Saturday, July 24, 2010

Reversing and more reversing.

Oof, tired, it’s been a long week. It looks as though we will be hitting the highway and crossing the border soon, but the remainder of week involved a lot more driving round in small circles. The new cab, you see. These people know a thing or two about getting you up and running and independent. The smaller wheelbase on the daycab was perfect for learning a bit about the tight spaces for manoeuvring in at all of the local plants, but once in a highway cab they had to be learned all over again.

The space taken up at the back of a long haul tractor by the bunks and living area adds several feet to the overall length of the truck. The two pivot points of steering axle and fifth wheel are further apart, things happen differently. So, I have had three days unlearning everything I learned on Luis’ daycab and relearning how to get into each dock with the bigger truck.

We have spent a lot of time reversing. I don’t mind admitting it is a weak point. It always was a challenge but with the passage of time and a good deal of confidence-losing it has become a bit of a nightmare. Driving forwards is easy enough but reversing is vital for getting the job done. Most warehouses have a line of docks for loading and unloading. They are exactly trailer-sized, with just enough room from one to the next for someone to walk between the docked trailers and mess about with stuff. A few feet at most. If the trailer can’t be wiggled onto the dock, inch-perfect and straight, the forklift won’t be driving into it to shift stuff about.

All of Linamar’s plants are in small spaces, the docks are round the back, through car parks full of vehicles owned by people who clearly trust truckers to miss them on the way round. Some of them have room for a nice easy ‘set-up’ to reverse in a straight line, most of them don’t. One has its docks angled deceptively up a hill, another parks skips and dumpsters where you want your turning circle to be. One of them has its dock at 90 degrees to a busy road, down between two buildings with propane storage on your blind corner. Orientation involves picking up and delivering at every plant until you can do all the docks without incident. I have managed them all, more or less, with a little advice and gesticulating from my latest trainer. My set-ups aren’t perfect yet, but I’ve learned to notice a problem early enough and fix it fast enough that there is less chance of me smacking anything 75 feet behind me if left to my own devices.

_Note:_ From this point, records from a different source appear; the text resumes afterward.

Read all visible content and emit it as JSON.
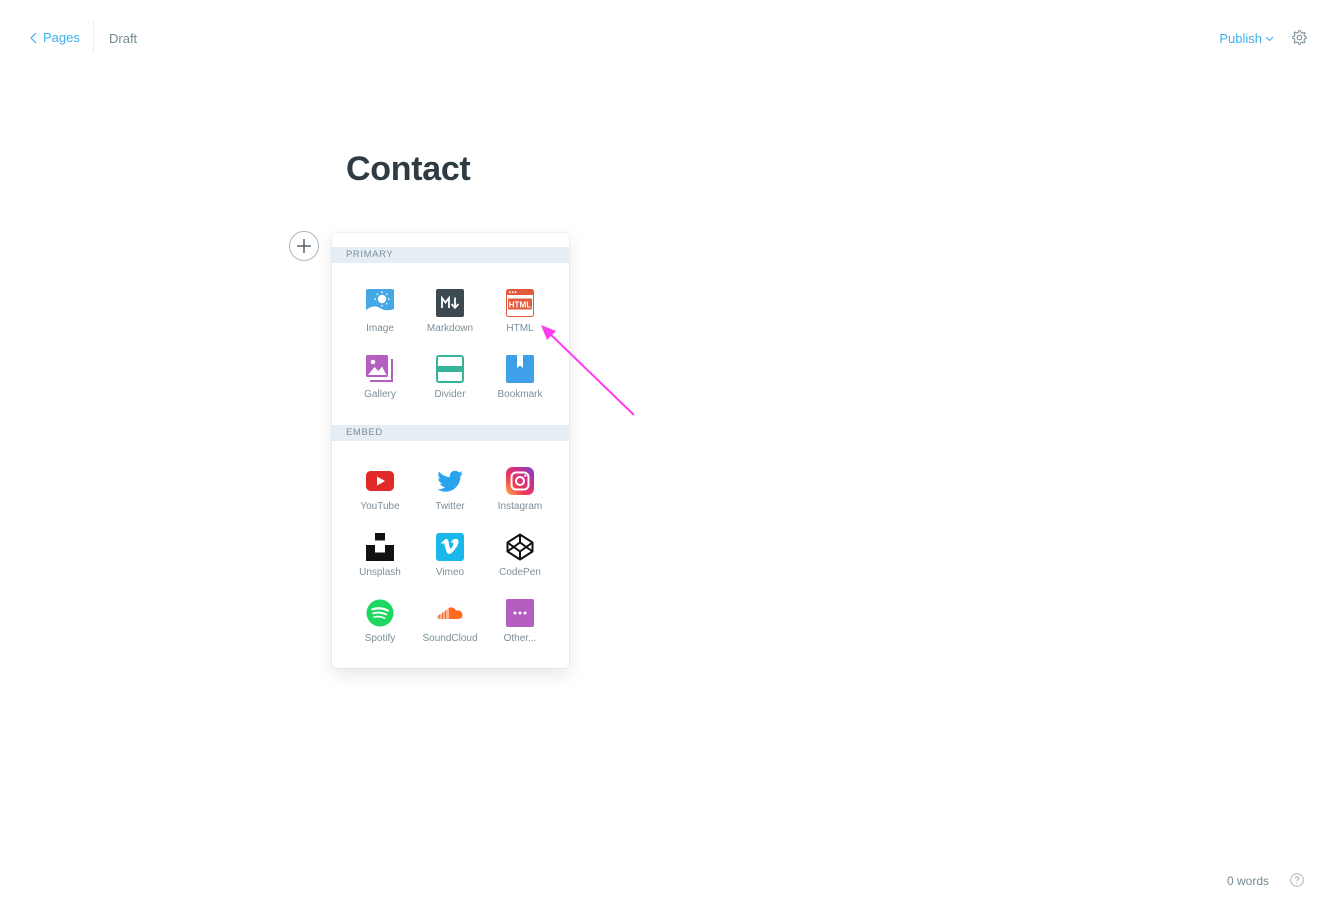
{
  "header": {
    "back_label": "Pages",
    "status": "Draft",
    "publish_label": "Publish"
  },
  "editor": {
    "title": "Contact"
  },
  "card_menu": {
    "sections": [
      {
        "label": "PRIMARY",
        "items": [
          {
            "label": "Image",
            "icon": "image-icon"
          },
          {
            "label": "Markdown",
            "icon": "markdown-icon"
          },
          {
            "label": "HTML",
            "icon": "html-icon"
          },
          {
            "label": "Gallery",
            "icon": "gallery-icon"
          },
          {
            "label": "Divider",
            "icon": "divider-icon"
          },
          {
            "label": "Bookmark",
            "icon": "bookmark-icon"
          }
        ]
      },
      {
        "label": "EMBED",
        "items": [
          {
            "label": "YouTube",
            "icon": "youtube-icon"
          },
          {
            "label": "Twitter",
            "icon": "twitter-icon"
          },
          {
            "label": "Instagram",
            "icon": "instagram-icon"
          },
          {
            "label": "Unsplash",
            "icon": "unsplash-icon"
          },
          {
            "label": "Vimeo",
            "icon": "vimeo-icon"
          },
          {
            "label": "CodePen",
            "icon": "codepen-icon"
          },
          {
            "label": "Spotify",
            "icon": "spotify-icon"
          },
          {
            "label": "SoundCloud",
            "icon": "soundcloud-icon"
          },
          {
            "label": "Other...",
            "icon": "other-icon"
          }
        ]
      }
    ]
  },
  "footer": {
    "word_count": "0 words"
  },
  "colors": {
    "accent": "#3eb0ef",
    "annotation_arrow": "#ff3cf0"
  }
}
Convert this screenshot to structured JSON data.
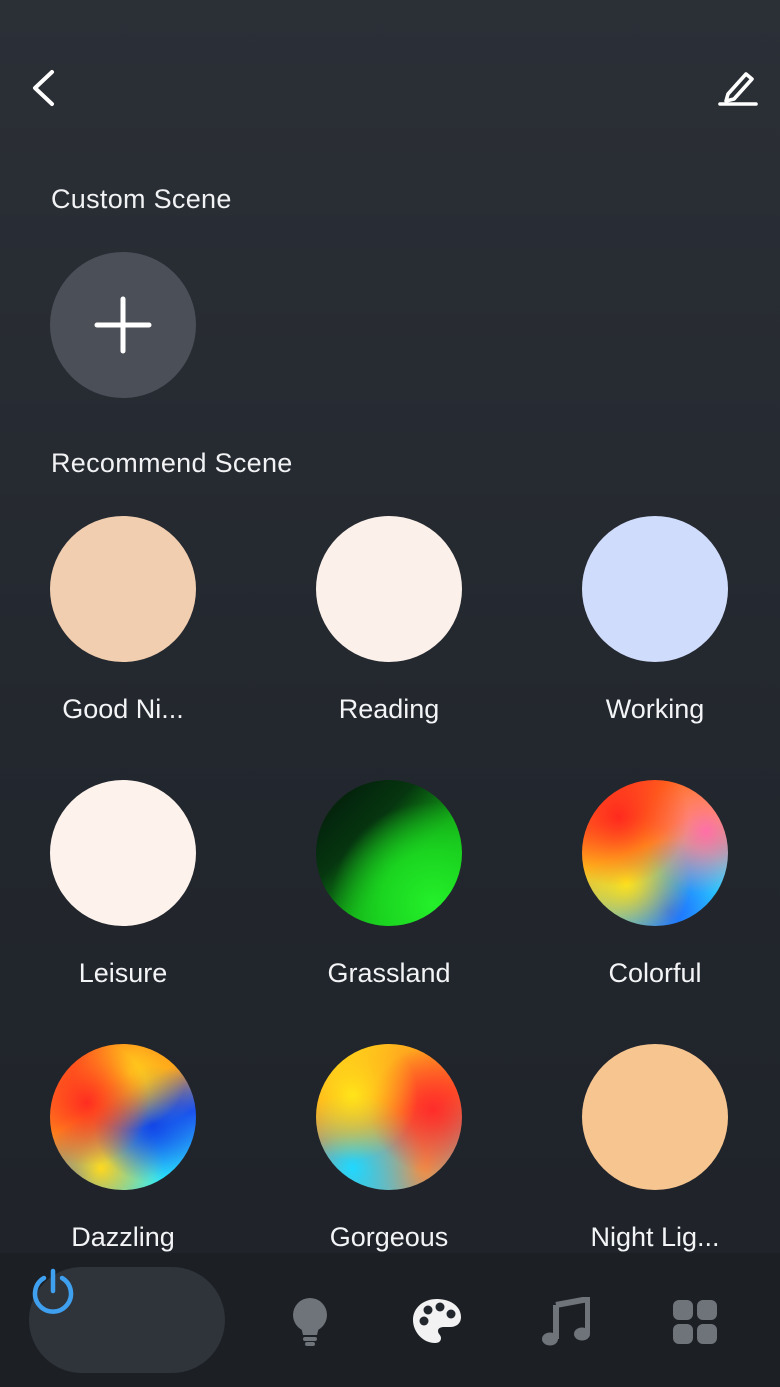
{
  "header": {
    "back_icon": "chevron-left-icon",
    "edit_icon": "pencil-edit-icon"
  },
  "custom": {
    "title": "Custom Scene",
    "add_icon": "plus-icon"
  },
  "recommend": {
    "title": "Recommend Scene",
    "scenes": [
      {
        "label": "Good Ni...",
        "color": "#f2ceb0"
      },
      {
        "label": "Reading",
        "color": "#fcf1ea"
      },
      {
        "label": "Working",
        "color": "#d0dcfb"
      },
      {
        "label": "Leisure",
        "color": "#fdf3ec"
      },
      {
        "label": "Grassland",
        "color": "#1fd024"
      },
      {
        "label": "Colorful",
        "color": "multicolor"
      },
      {
        "label": "Dazzling",
        "color": "multicolor"
      },
      {
        "label": "Gorgeous",
        "color": "multicolor"
      },
      {
        "label": "Night Lig...",
        "color": "#f6c590"
      }
    ]
  },
  "nav": {
    "items": [
      {
        "icon": "power-icon",
        "active": true,
        "color": "#3fa0f0"
      },
      {
        "icon": "bulb-icon",
        "active": false
      },
      {
        "icon": "palette-icon",
        "active": false
      },
      {
        "icon": "music-note-icon",
        "active": false
      },
      {
        "icon": "grid-icon",
        "active": false
      }
    ]
  }
}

It is therefore official now, we are finally ready for the border. It can’t come soon enough for me, I don’t mind hard work but 12 hours of manoeuvring round in circles in an Ontario humid summer has had me more than a little exhausted. Hammering down an Interstate with the a/c on and the radio playing will be an easy day in comparison.

1 comment:

  1. Jersey Jackie24/7/10 12:57

    Wow Rocky. Excellent blog I really enjoyed reading it.